1. Procédure devant les juridictions disciplinaires. Droits de la défense. Preuve de ce que le professionnel poursuivi a eu la parole en dernier. Mention des notes d’audience (oui)
L’article 45 du décret n° 2022-900 du 17 juin 2022, régissant la procédure disciplinaire de première instance, dispose que la procédure est orale, que les plaidoiries sont précédées d’un rapport oral du rapporteur, que le jour de l’audience , le président s’assure qu’il s’ est écoulé un temps suffisant depuis l’assignation pour que la partie assignée ait pu préparer sa défense et que, dans tous les cas, la personne poursuivie ou son conseil prend la parole en dernier.
Cette dernière exigence, imposée pour le respect des droits de la défense, a un caractère substantiel et sa méconnaissance est une cause d’annulation du jugement par la juridiction d’appel.
Mais l’absence d’indication dans le jugement du respect de cette formalité peut être suppléée par les mentions des notes d’audience dressées par le secrétaire de la juridiction, signées par ce dernier et visées par le président d’audience.
2. Article 6.I de la Convention européenne des droits de l’homme et des libertés fondamentales. Grief de partialité de la partie poursuivante. Violation (non)

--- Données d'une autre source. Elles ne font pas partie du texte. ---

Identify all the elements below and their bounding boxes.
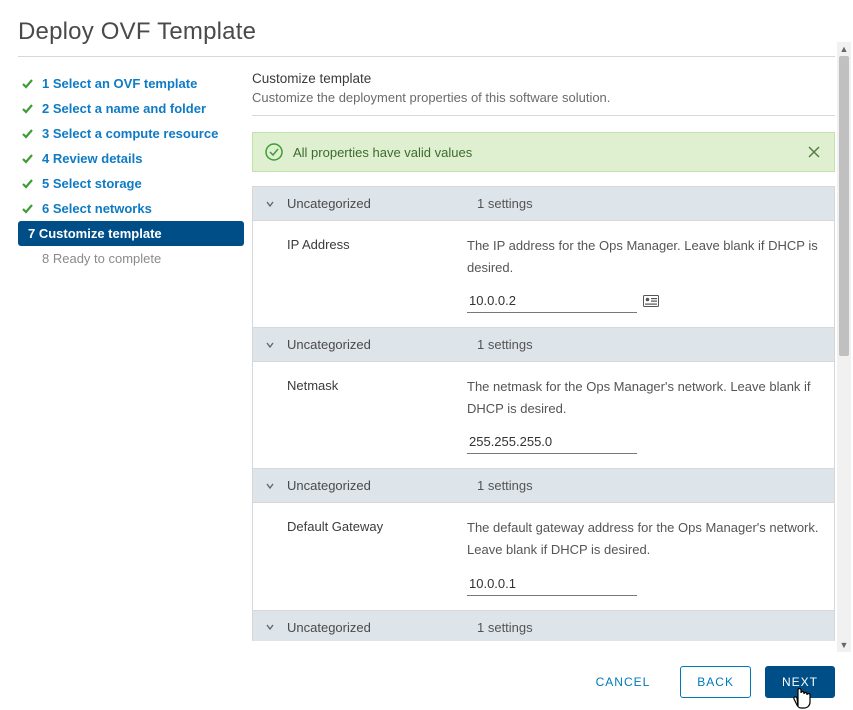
category-header[interactable]: Uncategorized1 settings bbox=[253, 611, 834, 641]
check-icon bbox=[20, 152, 34, 166]
category-count: 1 settings bbox=[477, 337, 533, 352]
wizard-step-5[interactable]: 5 Select storage bbox=[18, 171, 244, 196]
wizard-footer: CANCEL BACK NEXT bbox=[580, 666, 835, 698]
check-icon bbox=[20, 177, 34, 191]
cancel-button[interactable]: CANCEL bbox=[580, 667, 667, 697]
setting-input[interactable] bbox=[467, 430, 637, 454]
category-header[interactable]: Uncategorized1 settings bbox=[253, 469, 834, 503]
check-icon bbox=[20, 77, 34, 91]
step-label: 6 Select networks bbox=[42, 201, 152, 216]
section-divider bbox=[252, 115, 835, 116]
setting-name: Default Gateway bbox=[287, 517, 467, 595]
setting-name: IP Address bbox=[287, 235, 467, 313]
check-circle-icon bbox=[265, 143, 283, 161]
category-name: Uncategorized bbox=[287, 337, 477, 352]
setting-description: The netmask for the Ops Manager's networ… bbox=[467, 376, 824, 420]
step-label: 3 Select a compute resource bbox=[42, 126, 218, 141]
wizard-step-2[interactable]: 2 Select a name and folder bbox=[18, 96, 244, 121]
chevron-down-icon bbox=[263, 479, 277, 493]
step-label: 4 Review details bbox=[42, 151, 142, 166]
wizard-step-4[interactable]: 4 Review details bbox=[18, 146, 244, 171]
wizard-step-6[interactable]: 6 Select networks bbox=[18, 196, 244, 221]
title-divider bbox=[18, 56, 835, 57]
scroll-up-icon[interactable]: ▲ bbox=[837, 42, 851, 56]
step-label: 1 Select an OVF template bbox=[42, 76, 197, 91]
wizard-step-3[interactable]: 3 Select a compute resource bbox=[18, 121, 244, 146]
wizard-step-8: 8 Ready to complete bbox=[18, 246, 244, 271]
chevron-down-icon bbox=[263, 620, 277, 634]
step-label: 2 Select a name and folder bbox=[42, 101, 206, 116]
scrollbar-track[interactable]: ▲ ▼ bbox=[837, 56, 851, 638]
section-subtitle: Customize the deployment properties of t… bbox=[252, 90, 835, 105]
check-icon bbox=[20, 202, 34, 216]
setting-row: Default GatewayThe default gateway addre… bbox=[253, 503, 834, 610]
scroll-down-icon[interactable]: ▼ bbox=[837, 638, 851, 652]
setting-row: IP AddressThe IP address for the Ops Man… bbox=[253, 221, 834, 328]
setting-input[interactable] bbox=[467, 572, 637, 596]
category-count: 1 settings bbox=[477, 620, 533, 635]
validation-banner: All properties have valid values bbox=[252, 132, 835, 172]
category-name: Uncategorized bbox=[287, 196, 477, 211]
chevron-down-icon bbox=[263, 197, 277, 211]
wizard-step-7[interactable]: 7 Customize template bbox=[18, 221, 244, 246]
category-header[interactable]: Uncategorized1 settings bbox=[253, 328, 834, 362]
settings-table: Uncategorized1 settingsIP AddressThe IP … bbox=[252, 186, 835, 641]
close-icon[interactable] bbox=[806, 144, 822, 160]
banner-text: All properties have valid values bbox=[293, 145, 806, 160]
wizard-steps-sidebar: 1 Select an OVF template 2 Select a name … bbox=[18, 71, 252, 641]
category-name: Uncategorized bbox=[287, 478, 477, 493]
category-count: 1 settings bbox=[477, 478, 533, 493]
setting-description: The default gateway address for the Ops … bbox=[467, 517, 824, 561]
setting-row: NetmaskThe netmask for the Ops Manager's… bbox=[253, 362, 834, 469]
step-label: 7 Customize template bbox=[28, 226, 162, 241]
step-label: 5 Select storage bbox=[42, 176, 142, 191]
next-button[interactable]: NEXT bbox=[765, 666, 835, 698]
step-label: 8 Ready to complete bbox=[42, 251, 161, 266]
check-icon bbox=[20, 127, 34, 141]
section-title: Customize template bbox=[252, 71, 835, 86]
chevron-down-icon bbox=[263, 338, 277, 352]
category-name: Uncategorized bbox=[287, 620, 477, 635]
check-icon bbox=[20, 102, 34, 116]
category-count: 1 settings bbox=[477, 196, 533, 211]
back-button[interactable]: BACK bbox=[680, 666, 751, 698]
wizard-step-1[interactable]: 1 Select an OVF template bbox=[18, 71, 244, 96]
id-card-icon[interactable] bbox=[643, 294, 659, 308]
category-header[interactable]: Uncategorized1 settings bbox=[253, 187, 834, 221]
setting-input[interactable] bbox=[467, 289, 637, 313]
page-title: Deploy OVF Template bbox=[18, 18, 835, 46]
setting-name: Netmask bbox=[287, 376, 467, 454]
scrollbar-thumb[interactable] bbox=[839, 56, 849, 356]
setting-description: The IP address for the Ops Manager. Leav… bbox=[467, 235, 824, 279]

Si l’article 6.1 de la Convention européenne des droits de l’homme et les libertés fondamentales, relatif aux exigences d’un procès équitable, est applicable en matière disciplinaire, l’exigence d’indépendance et d’impartialité ne s’applique pas aux représentants du ministère public, en tant que partie poursuivante, qui ne participent pas au jugement.
3. Manquement de nature disciplinaire. Condamnation pénale définitive pour harcèlement moral dans le cadre de l’exercice de la profession (oui).
Il résulte de l’article 3 alinéa 6 du décret n° 2023-1297 du 28 décembre 2023 relatif au code de déontologie des notaires que tous les actes contraires à la loi leur sont interdits. Et aux termes de l’article 6 du règlement professionnel du notariat, approuvé par arrêté du 29 novembre 2024, tout fait contraire à la probité, à l’honneur, à la dignité ou à la délicatesse commis par un notaire, y compris à raison de faits qui ne sont pas liés à l’exercice de son activité professionnelle, peut donner lieu à des poursuites disciplinaires.
Le fait d’être définitivement condamné pour des faits de nature pénale constitue, en soi, un manquement à l’honneur et à la probité, la matérialité des faits fondant la condamnation pénale définitive et leur qualification ayant autorité absolue de la chose jugée et s’imposant aux juridictions disciplinaires. Si le Conseil supérieur de la magistrature, par sa décision S271 7/2025 du 10 avril 2025, a renvoyé des fins de la poursuite disciplinaire un magistrat définitivement condamné au pénal, en se fondant sur l’autonomie de la procédure disciplinaire, c’est après avoir constaté que la faute pénale se rattachait à la vie privée du magistrat, si bien que sa responsabilité disciplinaire ne pouvait être engagée qu’à la condition que les faits commis aient mis en cause son aptitude à exercer ses fonctions ou avaient eu pour effet de perturber le fonctionnement de la juridiction ou de jeter le discrédit sur l’institution judiciaire. Prétend en vain à la transposition de cette jurisprudence à sa situation personnelle le notaire reconnu définitivement coupable par les juridictions pénales d’un harcèlement moral commis dans le cadre de l’exercice de ses fonctions, au sein de l’office notarial, au préjudice d’un salarié de l’étude.